It is no wonder that John Polkinghorne has just been awarded the Templeton Prize for Progress in Religion. To enter his world is to enter a world where contemporary science and traditional Christianity not only converse but make strange and lovely music.
Polkinghorne has had two careers: that of a physicist, in which he made important contributions to particle physics, and that of Anglican priest and theologian. His latest book, "The God of Hope and the End of the World," had its origins in a three-year interdisciplinary conference on Christian eschatology. Eschatology is not a common word. It comprises the topics of death, judgment, and the final destiny of the soul and humankind.
Many believe that modern science has shown the futility of eschatology. Not so, argues Polkinghorne. As a particle physicist, he explored the extremities of knowledge. Here, he does so as a Christian thinker. In an earlier book, "Faith, Science & Understanding" (Yale, 2000), Polkinghorne places his own work in the tradition of English natural theology. As in science, so in theology, he says, "we have to believe in order to understand," (echoing the great sentence from St. Anselm that provides the epigraph to his book).
He recommends "the modest, unrhetorical tone that has tended to characterize English discourse." And that modest tone serves him well in the present book, focused as it is on topics most readers never think about. In fact, Polkinghorne's tone reflects a deeper discipline that separates him from many more fashionable authors such as Sir Stephen Hawking and Paul Davies. Polkinghorne is a model public intellectual; he refuses to distort one body of knowledge to advance his own position on another. He applies his Christian principles to tough cases and observes the limits of knowledge while recognizing the challenges posed by contemporary science to traditional belief. He accepts both continuity and discontinuity as part of his model of knowledge.
And yet the yield of the investigation is substantial. Any number of traditional topics gain new life under his examination.
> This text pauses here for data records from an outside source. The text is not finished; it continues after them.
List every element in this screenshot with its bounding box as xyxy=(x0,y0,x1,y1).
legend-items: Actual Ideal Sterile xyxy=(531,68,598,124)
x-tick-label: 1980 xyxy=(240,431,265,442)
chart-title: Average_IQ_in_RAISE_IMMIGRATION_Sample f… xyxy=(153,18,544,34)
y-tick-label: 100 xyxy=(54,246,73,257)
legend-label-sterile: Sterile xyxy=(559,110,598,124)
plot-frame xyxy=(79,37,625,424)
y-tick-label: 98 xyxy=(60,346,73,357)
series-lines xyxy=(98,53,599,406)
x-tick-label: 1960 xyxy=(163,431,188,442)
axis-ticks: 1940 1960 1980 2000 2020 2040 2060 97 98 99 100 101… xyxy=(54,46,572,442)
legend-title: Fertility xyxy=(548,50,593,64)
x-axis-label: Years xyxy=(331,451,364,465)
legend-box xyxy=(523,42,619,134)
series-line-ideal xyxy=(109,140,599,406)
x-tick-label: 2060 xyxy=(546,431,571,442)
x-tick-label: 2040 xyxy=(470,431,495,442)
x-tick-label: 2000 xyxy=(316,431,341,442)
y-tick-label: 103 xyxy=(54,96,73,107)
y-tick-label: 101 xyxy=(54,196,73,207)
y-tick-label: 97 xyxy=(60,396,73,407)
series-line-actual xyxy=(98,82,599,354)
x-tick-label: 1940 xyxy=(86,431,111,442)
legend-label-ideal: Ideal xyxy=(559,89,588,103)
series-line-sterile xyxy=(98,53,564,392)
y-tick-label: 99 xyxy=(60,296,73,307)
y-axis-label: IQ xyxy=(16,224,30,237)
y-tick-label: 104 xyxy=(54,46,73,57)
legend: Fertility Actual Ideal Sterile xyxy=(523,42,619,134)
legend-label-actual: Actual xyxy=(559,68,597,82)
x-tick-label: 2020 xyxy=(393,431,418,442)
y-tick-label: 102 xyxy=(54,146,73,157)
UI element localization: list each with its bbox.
Polkinghorne has important things to say about the soul, time, evolution, the Fall, death, divine judgment, and revelation. His range does not lead him to sacrifice reason or particularity.
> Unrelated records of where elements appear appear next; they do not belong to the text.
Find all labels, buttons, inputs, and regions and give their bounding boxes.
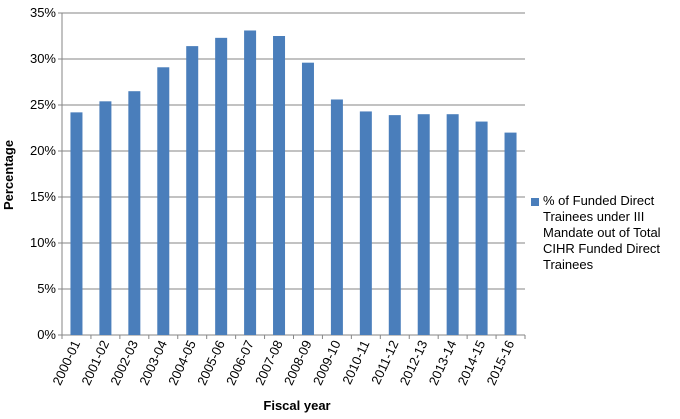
bar [301,62,314,336]
x-axis-title: Fiscal year [263,398,330,413]
bar [70,112,83,335]
y-tick-label: 35% [30,5,56,20]
bar [99,101,112,335]
bar [215,37,228,336]
y-tick-label: 25% [30,97,56,112]
y-tick-label: 10% [30,235,56,250]
bar [273,36,286,335]
bar [475,121,488,335]
bar [359,111,372,335]
bar [186,46,199,336]
bar [128,91,141,335]
y-tick-label: 30% [30,51,56,66]
y-tick-label: 20% [30,143,56,158]
legend-swatch [531,198,539,206]
bar [157,67,170,335]
bar [446,114,459,335]
bar [388,115,401,336]
bar [244,30,257,335]
bar [417,114,430,335]
legend-label: % of Funded Direct Trainees under III Ma… [543,193,661,272]
legend: % of Funded Direct Trainees under III Ma… [531,193,679,273]
y-tick-label: 15% [30,189,56,204]
bar [330,99,343,335]
x-tick-label: 2015-16 [483,338,517,388]
bar [504,132,517,335]
y-axis-title: Percentage [1,140,16,210]
y-tick-label: 0% [37,327,56,342]
y-tick-label: 5% [37,281,56,296]
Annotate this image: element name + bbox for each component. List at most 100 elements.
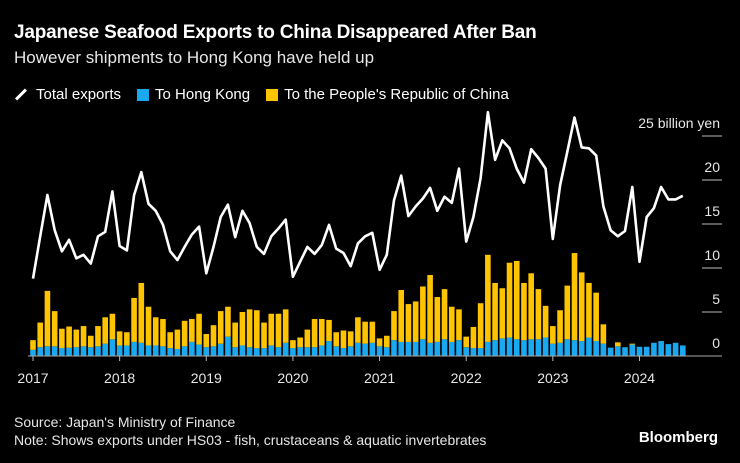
bar-hong-kong: [102, 343, 108, 356]
bar-hong-kong: [398, 341, 405, 356]
bar-hong-kong: [131, 341, 137, 356]
bar-hong-kong: [210, 346, 217, 356]
y-tick-label: 5: [712, 291, 720, 307]
bar-hong-kong: [383, 347, 390, 356]
bar-china: [160, 319, 166, 347]
bar-china: [217, 311, 224, 344]
bar-china: [571, 253, 578, 341]
bar-hong-kong: [275, 347, 282, 356]
bar-hong-kong: [535, 339, 542, 356]
bar-hong-kong: [73, 347, 80, 356]
bar-hong-kong: [181, 346, 188, 356]
bar-hong-kong: [477, 348, 484, 356]
bar-hong-kong: [492, 340, 498, 356]
bar-china: [297, 337, 303, 348]
bar-hong-kong: [672, 342, 679, 356]
bar-china: [326, 319, 332, 342]
bar-china: [225, 306, 231, 337]
bar-china: [420, 286, 426, 340]
bar-hong-kong: [261, 348, 267, 356]
bar-hong-kong: [196, 344, 202, 356]
bars-group: [30, 253, 686, 356]
bar-china: [210, 325, 217, 347]
bar-hong-kong: [319, 345, 325, 356]
bloomberg-logo: Bloomberg: [638, 429, 718, 446]
square-swatch-icon: [137, 88, 150, 101]
bar-hong-kong: [658, 341, 664, 356]
bar-china: [506, 262, 513, 338]
bar-china: [405, 304, 412, 342]
bar-hong-kong: [665, 344, 672, 356]
legend-label: Total exports: [36, 86, 122, 103]
bar-hong-kong: [521, 340, 527, 356]
bar-china: [66, 326, 72, 348]
bar-hong-kong: [607, 347, 614, 356]
bar-hong-kong: [513, 339, 520, 356]
bar-china: [383, 335, 390, 348]
bar-china: [513, 260, 520, 340]
bar-hong-kong: [347, 346, 354, 356]
bar-china: [376, 338, 383, 347]
bar-china: [564, 285, 571, 340]
bar-china: [268, 313, 275, 346]
bar-china: [369, 321, 376, 343]
bar-china: [239, 312, 246, 346]
bar-china: [492, 282, 498, 341]
bar-china: [311, 319, 318, 348]
axes-group: 0 5 10 15 20 25 billion yen 2017 2018 2019 2020 20…: [17, 115, 722, 386]
bar-china: [109, 313, 116, 340]
source-note: Source: Japan's Ministry of Finance: [14, 414, 236, 430]
bar-china: [73, 329, 80, 348]
bar-hong-kong: [189, 341, 195, 356]
bar-hong-kong: [174, 348, 181, 356]
y-tick-label: 25 billion yen: [638, 115, 720, 131]
bar-china: [586, 282, 592, 338]
bar-china: [138, 282, 145, 343]
x-tick-label: 2023: [537, 370, 568, 386]
bar-hong-kong: [463, 347, 469, 356]
bar-china: [578, 272, 585, 342]
bar-china: [282, 309, 289, 343]
bar-china: [203, 334, 210, 348]
bar-china: [593, 292, 599, 342]
bar-china: [304, 329, 311, 348]
bar-hong-kong: [138, 342, 145, 356]
bar-china: [37, 322, 44, 348]
bar-china: [477, 303, 484, 349]
x-tick-label: 2018: [104, 370, 135, 386]
bar-hong-kong: [470, 348, 477, 356]
bar-hong-kong: [282, 342, 289, 356]
bar-hong-kong: [557, 342, 563, 356]
bar-china: [290, 340, 296, 349]
bar-hong-kong: [254, 348, 260, 356]
bar-hong-kong: [412, 341, 419, 356]
bar-china: [528, 273, 534, 340]
y-tick-label: 20: [704, 159, 720, 175]
bar-hong-kong: [217, 343, 224, 356]
bar-hong-kong: [232, 347, 238, 356]
bar-china: [254, 310, 260, 349]
bar-china: [456, 309, 462, 341]
bar-china: [615, 342, 621, 347]
x-tick-label: 2024: [624, 370, 655, 386]
bar-hong-kong: [420, 339, 426, 356]
bar-china: [362, 321, 368, 344]
bar-hong-kong: [405, 341, 412, 356]
bar-china: [59, 328, 65, 349]
x-tick-label: 2019: [191, 370, 222, 386]
total-exports-line: [31, 110, 684, 279]
bar-hong-kong: [600, 343, 607, 356]
bar-hong-kong: [225, 336, 231, 356]
bar-china: [448, 306, 455, 342]
y-tick-label: 0: [712, 335, 720, 351]
bar-china: [427, 275, 433, 343]
bar-hong-kong: [203, 347, 210, 356]
bar-hong-kong: [239, 345, 246, 356]
bar-hong-kong: [80, 346, 87, 356]
bar-hong-kong: [680, 345, 686, 356]
bar-hong-kong: [116, 345, 123, 356]
bar-hong-kong: [326, 341, 332, 356]
bar-china: [441, 289, 448, 340]
bar-hong-kong: [629, 344, 636, 356]
bar-hong-kong: [528, 339, 534, 356]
For example, his commentaries on biblical texts are fresh and sometimes piercing. Considering the accounts of Jesus' resurrection, he notes "a common thread" among what might first seem "a gaggle of made up stories": In each, "it was difficult to recognize the risen Christ."
The scientist in him responds well to this kind of difficulty. He goes on to note that the accounts contain both moments of "palpability" "even the eating of food" and moments of life-changing intensity. The scientist in him responds well to this kind of diversity.
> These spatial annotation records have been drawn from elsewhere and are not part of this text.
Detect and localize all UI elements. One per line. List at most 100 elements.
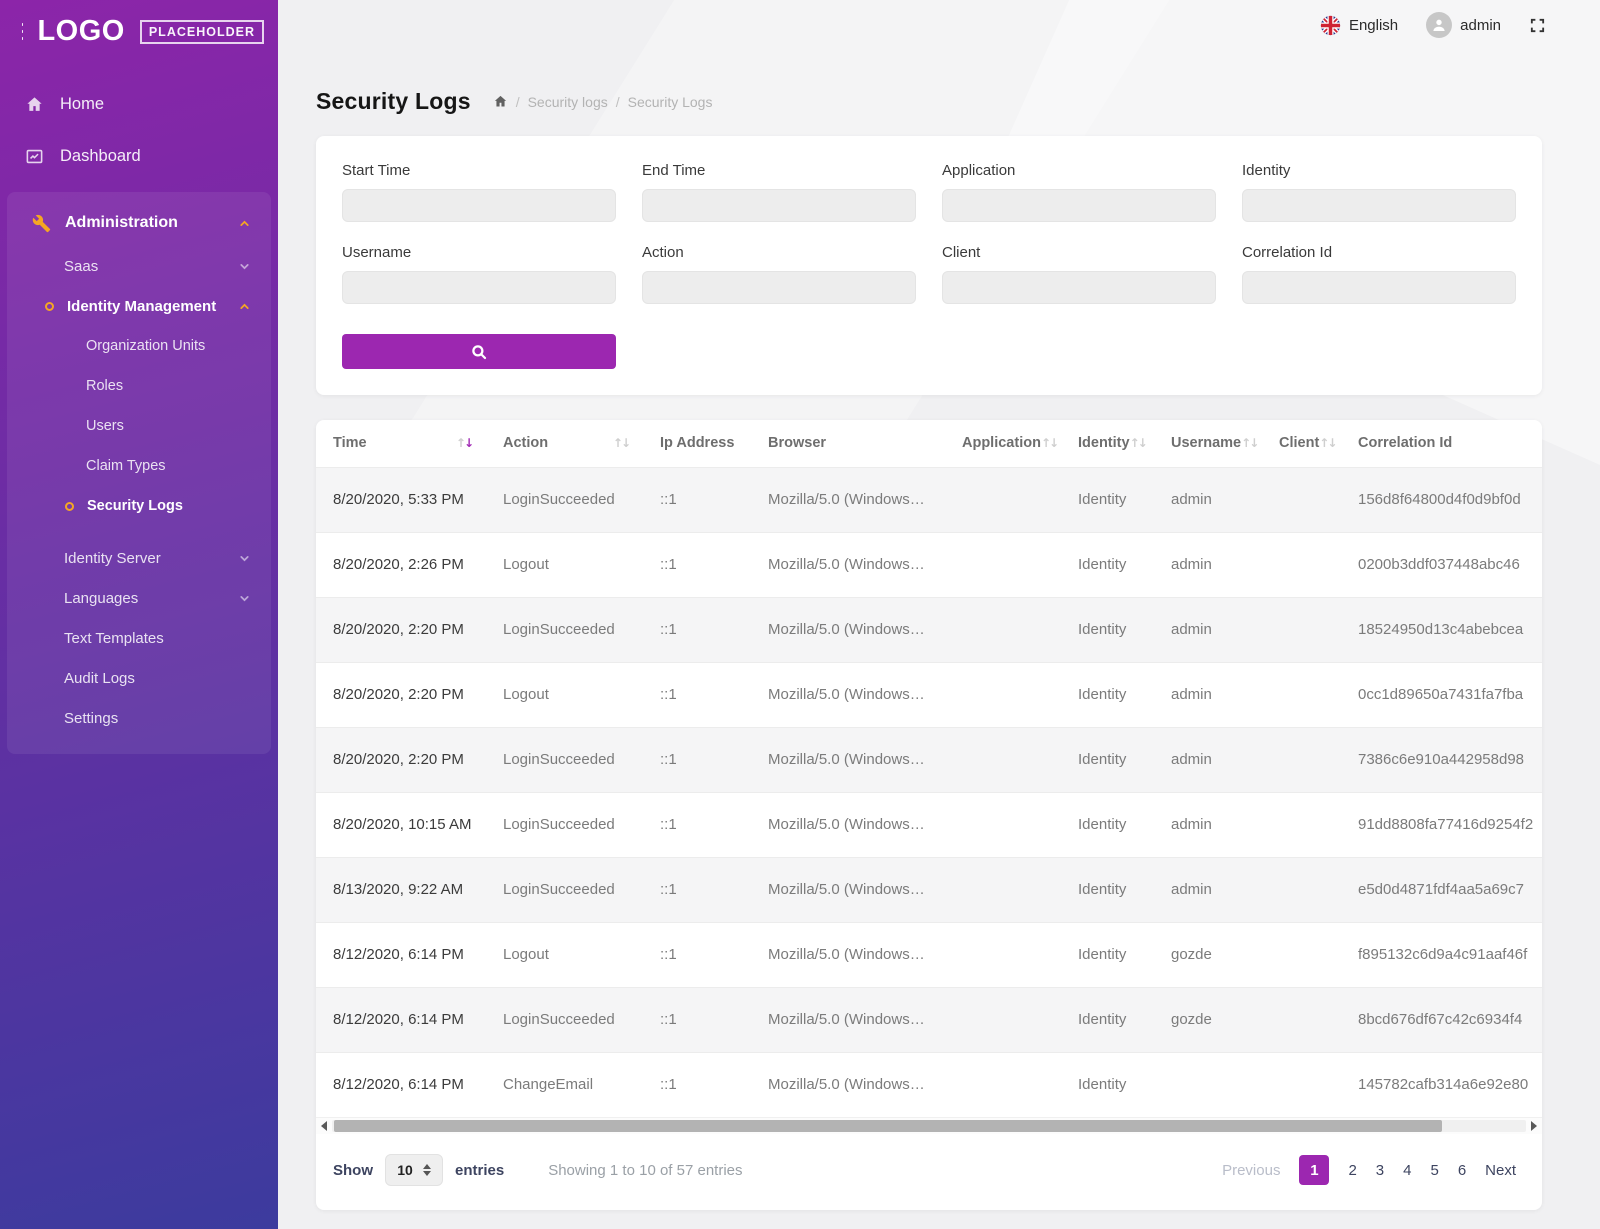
- filter-input-end-time[interactable]: [642, 189, 916, 222]
- table-row: 8/20/2020, 5:33 PM LoginSucceeded::1 Mozil…: [316, 467, 1542, 532]
- breadcrumb-item-current: Security Logs: [616, 94, 713, 110]
- column-header-application[interactable]: Application ↑ ↓: [945, 420, 1061, 467]
- sidebar-item-audit-logs[interactable]: Audit Logs: [7, 658, 271, 698]
- filter-field-identity: Identity: [1242, 162, 1516, 222]
- cell-correlation-id: 8bcd676df67c42c6934f4: [1358, 1011, 1523, 1028]
- filter-input-correlation-id[interactable]: [1242, 271, 1516, 304]
- breadcrumb-item[interactable]: Security logs: [516, 94, 608, 110]
- sidebar-item-claim-types[interactable]: Claim Types: [7, 446, 271, 486]
- cell-application: [945, 922, 1061, 987]
- cell-ip-address: ::1: [660, 556, 677, 573]
- previous-page-button[interactable]: Previous: [1222, 1161, 1281, 1179]
- logo-badge: PLACEHOLDER: [139, 19, 264, 44]
- cell-correlation-id: 0cc1d89650a7431fa7fba: [1358, 686, 1524, 703]
- filter-input-client[interactable]: [942, 271, 1216, 304]
- sidebar-item-roles[interactable]: Roles: [7, 366, 271, 406]
- page-button-3[interactable]: 3: [1375, 1161, 1385, 1179]
- topbar: English admin: [278, 0, 1600, 50]
- sidebar-item-identity-management[interactable]: Identity Management: [7, 286, 271, 326]
- scroll-right-icon[interactable]: [1531, 1121, 1537, 1131]
- scrollbar-track[interactable]: [332, 1120, 1526, 1132]
- filter-input-application[interactable]: [942, 189, 1216, 222]
- cell-action: LoginSucceeded: [503, 751, 615, 768]
- sidebar-item-label: Users: [86, 418, 124, 434]
- filter-label-correlation-id: Correlation Id: [1242, 244, 1333, 261]
- page-button-2[interactable]: 2: [1348, 1161, 1357, 1179]
- page-button-1[interactable]: 1: [1299, 1155, 1330, 1185]
- home-icon[interactable]: [493, 94, 508, 109]
- filter-input-username[interactable]: [342, 271, 616, 304]
- home-icon: [25, 95, 45, 114]
- cell-username: gozde: [1171, 1011, 1212, 1028]
- sidebar-item-saas[interactable]: Saas: [7, 246, 271, 286]
- sidebar-item-languages[interactable]: Languages: [7, 578, 271, 618]
- sidebar-item-organization-units[interactable]: Organization Units: [7, 326, 271, 366]
- filter-field-application: Application: [942, 162, 1216, 222]
- scroll-left-icon[interactable]: [321, 1121, 327, 1131]
- page-button-4[interactable]: 4: [1403, 1161, 1412, 1179]
- entries-summary: Showing 1 to 10 of 57 entries: [548, 1161, 743, 1179]
- sidebar-item-text-templates[interactable]: Text Templates: [7, 618, 271, 658]
- page-size-select[interactable]: 10: [385, 1154, 443, 1186]
- column-header-username[interactable]: Username ↑ ↓: [1154, 420, 1262, 467]
- filter-label-start-time: Start Time: [342, 162, 411, 179]
- column-label: Browser: [768, 435, 827, 452]
- cell-correlation-id: 156d8f64800d4f0d9bf0d: [1358, 491, 1521, 508]
- column-header-identity[interactable]: Identity ↑ ↓: [1061, 420, 1154, 467]
- cell-client: [1262, 987, 1341, 1052]
- fullscreen-icon[interactable]: [1529, 17, 1546, 34]
- filter-input-identity[interactable]: [1242, 189, 1516, 222]
- sidebar-item-home[interactable]: Home: [0, 78, 278, 130]
- cell-client: [1262, 727, 1341, 792]
- filter-field-username: Username: [342, 244, 616, 304]
- sidebar-item-security-logs[interactable]: Security Logs: [7, 486, 271, 526]
- security-logs-table: Time ↑ ↓ Action ↑ ↓ Ip Address Browser Applicati…: [316, 420, 1542, 1117]
- cell-username: admin: [1171, 751, 1212, 768]
- wrench-icon: [32, 214, 52, 233]
- sidebar-header: LOGO PLACEHOLDER: [0, 0, 278, 62]
- cell-browser: Mozilla/5.0 (Windows…: [768, 491, 925, 508]
- uk-flag-icon: [1320, 15, 1341, 36]
- sidebar-item-dashboard[interactable]: Dashboard: [0, 130, 278, 182]
- cell-action: ChangeEmail: [503, 1076, 594, 1094]
- page-button-6[interactable]: 6: [1457, 1161, 1467, 1179]
- column-header-action[interactable]: Action ↑ ↓: [486, 420, 643, 467]
- filter-input-start-time[interactable]: [342, 189, 616, 222]
- cell-identity: Identity: [1078, 881, 1127, 898]
- user-menu[interactable]: admin: [1426, 12, 1501, 38]
- cell-application: [945, 857, 1061, 922]
- search-button[interactable]: [342, 334, 616, 369]
- sidebar-item-administration[interactable]: Administration: [7, 200, 271, 246]
- column-label: Username: [1171, 435, 1242, 452]
- sidebar-item-label: Administration: [65, 214, 178, 231]
- sidebar-item-users[interactable]: Users: [7, 406, 271, 446]
- cell-application: [945, 727, 1061, 792]
- filter-input-action[interactable]: [642, 271, 916, 304]
- next-page-button[interactable]: Next: [1485, 1161, 1516, 1179]
- cell-time: 8/12/2020, 6:14 PM: [333, 1076, 464, 1094]
- cell-browser: Mozilla/5.0 (Windows…: [768, 621, 925, 638]
- language-selector[interactable]: English: [1320, 15, 1398, 36]
- username-label: admin: [1460, 16, 1501, 34]
- cell-application: [945, 597, 1061, 662]
- cell-client: [1262, 1052, 1341, 1117]
- cell-correlation-id: 145782cafb314a6e92e80: [1358, 1076, 1529, 1094]
- cell-ip-address: ::1: [660, 1076, 677, 1094]
- sidebar-item-identity-server[interactable]: Identity Server: [7, 538, 271, 578]
- table-row: 8/20/2020, 2:20 PM Logout::1 Mozilla/5.0 (…: [316, 662, 1542, 727]
- cell-time: 8/20/2020, 2:26 PM: [333, 556, 464, 573]
- cell-client: [1262, 922, 1341, 987]
- cell-browser: Mozilla/5.0 (Windows…: [768, 881, 925, 898]
- column-header-time[interactable]: Time ↑ ↓: [316, 420, 486, 467]
- cell-identity: Identity: [1078, 556, 1127, 573]
- chevron-down-icon: [238, 260, 251, 273]
- column-header-client[interactable]: Client ↑ ↓: [1262, 420, 1341, 467]
- sidebar-item-settings[interactable]: Settings: [7, 698, 271, 738]
- cell-identity: Identity: [1078, 491, 1127, 508]
- sidebar-item-label: Text Templates: [64, 629, 164, 647]
- sort-icon: ↑ ↓: [455, 436, 474, 451]
- page-button-5[interactable]: 5: [1430, 1161, 1439, 1179]
- scrollbar-thumb[interactable]: [334, 1120, 1442, 1132]
- cell-ip-address: ::1: [660, 621, 677, 638]
- filter-label-action: Action: [642, 244, 684, 261]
Could it be that eschatology is avoided because it takes us deep into the mysteries of life, especially the mystery of time? Polkinghorne has much to say about time. He realizes that St. Paul used the science of his age when he compared the process of salvation to the image of the seed that dies.
Polkinghorne's grasp of the entire reach of earthly time, from the big bang to the biological end in a distant future, does not make him join his fellow scientists in embracing the futility of it all. On the contrary, he grounds his belief in God's faithful love for his creation.
"The Creator is patient and subtle," he says, "one who is very far from being a God in a hurry." And he concludes: "Already/not yet is an intrinsically necessary component to our eschatological thinking."
This mighty little book could well make eschatology sexy. That is: to return to these important topics some of their original charge. Should we not, more generally, understand desire within the context of judgment? Is identity separable from that longing for bliss that traditional thought reserves for heaven? Polkinghorne stands firm: He rejects the idea of perfection as static (and heaven as changeless) and accepts "a more dynamic concept."
"Music should be our guiding image, not sculpture," he says. Indeed, while his rhetoric is modest, his means rational, and his tone conversational, Polkinghorne's overall achievement here is musical. It brings the attentive reader closer to an underlying harmony, one that requires our desire and belief to apprehend, one that can only be called hope.
Thomas D'Evelyn is an editorial consultant in Providence, R.I.